I know these fashions weren’t intended for the bourgeoisie, like me. Still, I see them as having no more tangible appeal than did the emperor’s new clothes.
Even if I had a fifth of the world’s riches, I wouldn’t be caught dead in anything that looked so ridiculous.
Cynnde M. Nielsen, Lombard
I have been doing women’s alterations for the past 30 years, and these outfits are the worst I have ever seen. Or are these Halloween costumes? I think the Tribune, the World’s Greatest Newspaper, could do a lot better.
Victoria B. Dal Santo, Dolton
Surely your Feb. 1 spread of Yamamoto’s sweater with the knee-length sleeves and the pants with tails was misplaced. Shouldn’t it have been in the comics section?
Janet McGlynn, Neenah, Wis.
STOP THE BLAMING
What’s this spurious Blair Kamin allegation (“Drawing Power,” Jan. 25) about the James R. Thompson Center as “evidence” supporting “the case against” Helmut Jahn?!

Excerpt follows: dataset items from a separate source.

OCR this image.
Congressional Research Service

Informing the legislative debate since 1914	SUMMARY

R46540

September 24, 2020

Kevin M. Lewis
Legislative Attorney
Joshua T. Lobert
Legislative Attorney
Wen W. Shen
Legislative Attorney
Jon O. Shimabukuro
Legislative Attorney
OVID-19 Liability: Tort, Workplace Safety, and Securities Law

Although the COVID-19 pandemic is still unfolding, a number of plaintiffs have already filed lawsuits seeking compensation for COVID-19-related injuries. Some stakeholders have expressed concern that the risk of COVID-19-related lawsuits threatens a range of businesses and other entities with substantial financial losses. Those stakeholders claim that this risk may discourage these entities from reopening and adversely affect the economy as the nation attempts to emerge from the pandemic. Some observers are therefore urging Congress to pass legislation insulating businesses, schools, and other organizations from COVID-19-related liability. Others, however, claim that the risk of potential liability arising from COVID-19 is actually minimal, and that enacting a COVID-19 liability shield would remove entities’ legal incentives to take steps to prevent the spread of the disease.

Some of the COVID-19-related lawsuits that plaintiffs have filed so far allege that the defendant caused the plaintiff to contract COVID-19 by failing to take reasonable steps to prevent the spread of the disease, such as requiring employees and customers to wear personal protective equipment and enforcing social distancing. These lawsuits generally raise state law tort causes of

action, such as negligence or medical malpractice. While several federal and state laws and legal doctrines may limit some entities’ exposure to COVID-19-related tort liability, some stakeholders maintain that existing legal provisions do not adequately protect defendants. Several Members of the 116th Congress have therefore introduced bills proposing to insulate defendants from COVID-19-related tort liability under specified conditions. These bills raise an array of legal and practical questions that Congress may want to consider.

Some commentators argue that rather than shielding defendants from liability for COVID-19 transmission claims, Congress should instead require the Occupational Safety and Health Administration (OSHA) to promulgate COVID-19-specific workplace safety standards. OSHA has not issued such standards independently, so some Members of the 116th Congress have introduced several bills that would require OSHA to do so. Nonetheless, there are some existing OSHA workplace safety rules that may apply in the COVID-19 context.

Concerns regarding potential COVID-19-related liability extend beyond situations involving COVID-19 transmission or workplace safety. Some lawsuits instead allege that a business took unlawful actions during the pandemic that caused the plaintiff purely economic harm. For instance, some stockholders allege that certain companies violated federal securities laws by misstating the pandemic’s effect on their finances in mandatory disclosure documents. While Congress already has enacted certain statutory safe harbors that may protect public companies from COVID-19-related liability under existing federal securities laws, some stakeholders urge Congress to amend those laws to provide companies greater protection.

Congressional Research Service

There hasn’t been a day I’ve been at Randolph and Dearborn and not seen enthralled tourists snapping away, or awed and exhilarated throngs inside, heads tilted upward. This is such an “insult” toward the “classical dignity” of City Hall across the street? Full of its sullen crowds scurrying through those dark, yellowish rat tunnels?
As a professional architecture critic, Kamin does a disservice to the average reader by merely repeating that rehashed, trite, decade-plus old tale about the Thompson Center’s horrendous air conditioning nightmare, once again conferring full responsibility on the architect, when the engineering was done by Lester B. Knight & Associates.
(And why “blame” anybody? Who’d have known how such a uniquely configured building would function? It’s fixed now.) Very few architectural firms anywhere design their own mechanical systems for such large structures.
Jahn is not yet the new Mies? I sat for a year as a freshman architecture student in Mies’ aging Crown Hall surrounded by garbage cans placed to collect leaks seeping through the flat roof–since remedied by an infusion to the Illinois Institute of Technology’s reroofing budget.
Instead of this small-town, you’re-nobody-’til-we-say-you-are back-stabbing, let’s move into the world arena; Jahn obviously has.